Contrary to popular belief, human trafficking doesn’t only happen to people from other countries, and it doesn’t necessarily involve movement across international borders. According to police data, most of the people trafficked in Ontario are sexually exploited girls and women who are Canadian citizens or permanent residents. They are often recruited and sometimes even trafficked right in their own community.  Indigenous girls and women are at higher risks of becoming victims of human trafficking due to the negative socio-economic factors facing Indigenous people across the country.

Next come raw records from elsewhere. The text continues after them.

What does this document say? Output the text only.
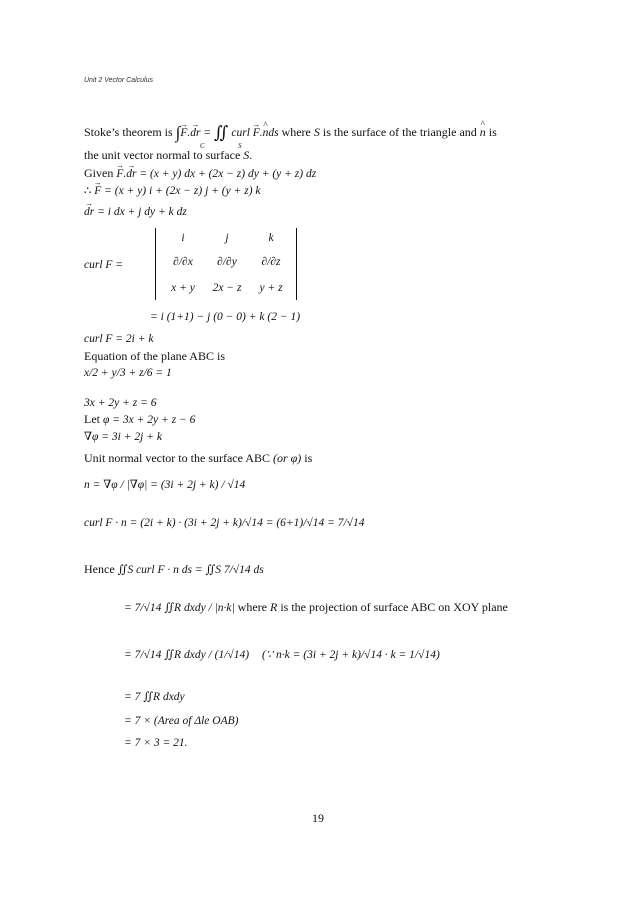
Unit 2 Vector Calculus
Stoke’s theorem is ∫→ F.→ dr = ∬ curl → F.^ nds where S is the surface of the triangle and ^ n is
C	S
the unit vector normal to surface S.
Given → F.→ dr = (x + y) dx + (2x − z) dy + (y + z) dz
∴ → F = (x + y) i + (2x − z) j + (y + z) k
→ dr = i dx + j dy + k dz
curl F =
i	j	k
∂/∂x	∂/∂y	∂/∂z
x + y	2x − z	y + z
= i (1+1) − j (0 − 0) + k (2 − 1)
curl F = 2i + k
Equation of the plane ABC is
x/2 + y/3 + z/6 = 1
3x + 2y + z = 6
Let φ = 3x + 2y + z − 6
∇φ = 3i + 2j + k
Unit normal vector to the surface ABC (or φ) is
n = ∇φ / |∇φ| = (3i + 2j + k) / √14
curl F · n = (2i + k) · (3i + 2j + k)/√14 = (6+1)/√14 = 7/√14
Hence ∬S curl F · n ds = ∬S 7/√14 ds
= 7/√14 ∬R dxdy / |n·k| where R is the projection of surface ABC on XOY plane
= 7/√14 ∬R dxdy / (1/√14) (∵ n·k = (3i + 2j + k)/√14 · k = 1/√14)
= 7 ∬R dxdy
= 7 × (Area of Δle OAB)
= 7 × 3 = 21.
19
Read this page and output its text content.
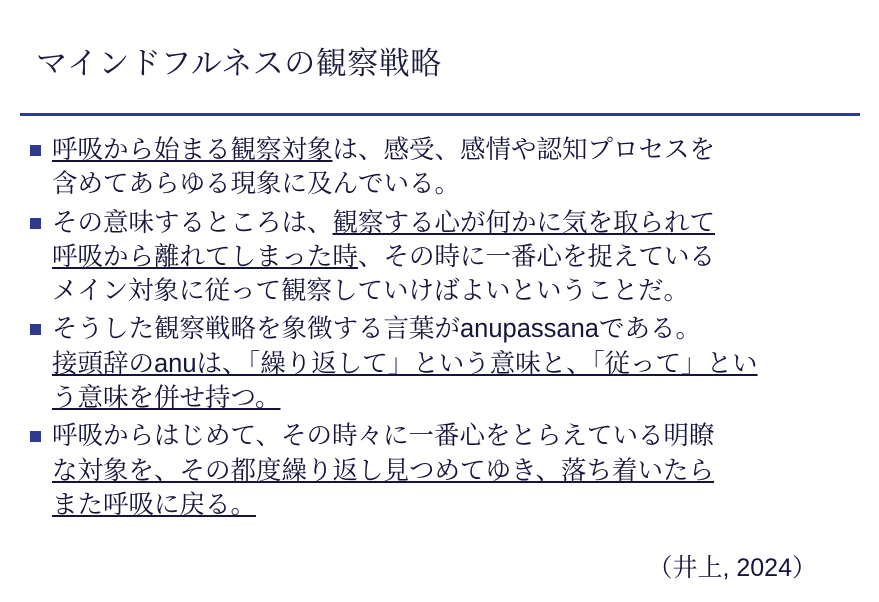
マインドフルネスの観察戦略
呼吸から始まる観察対象は、感受、感情や認知プロセスを
含めてあらゆる現象に及んでいる。
その意味するところは、観察する心が何かに気を取られて
呼吸から離れてしまった時、その時に一番心を捉えている
メイン対象に従って観察していけばよいということだ。
そうした観察戦略を象徴する言葉がanupassanaである。
接頭辞のanuは、「繰り返して」という意味と、「従って」とい
う意味を併せ持つ。
呼吸からはじめて、その時々に一番心をとらえている明瞭
な対象を、その都度繰り返し見つめてゆき、落ち着いたら
また呼吸に戻る。
（井上, 2024）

Ontario is not immune to this deplorable crime. “Kids are often targeted by human traffickers online who look for signs of vulnerability,” says Marchand. “they try to create a bond with someone, and then use tactics like threats, emotional abuse, drugs and violence to force them to perform labour or sex acts.”

OAHS works with a range of community partners to prevent trafficking and to support survivors along their healing journeys.  Across Ontario, OAHS delivers various programs to assist people transition out of vulnerable situations, such as homelessness and living in overcrowded housing, that are risk factors for human trafficking.

No one person can take on this complex problem alone.  As a community, it’s important that we learn about the signs, risk factors and how to get help. This information is available at Ontario.ca/HumanTrafficking. You can also join the conversation online with the hashtag #KnowHumanTrafficking.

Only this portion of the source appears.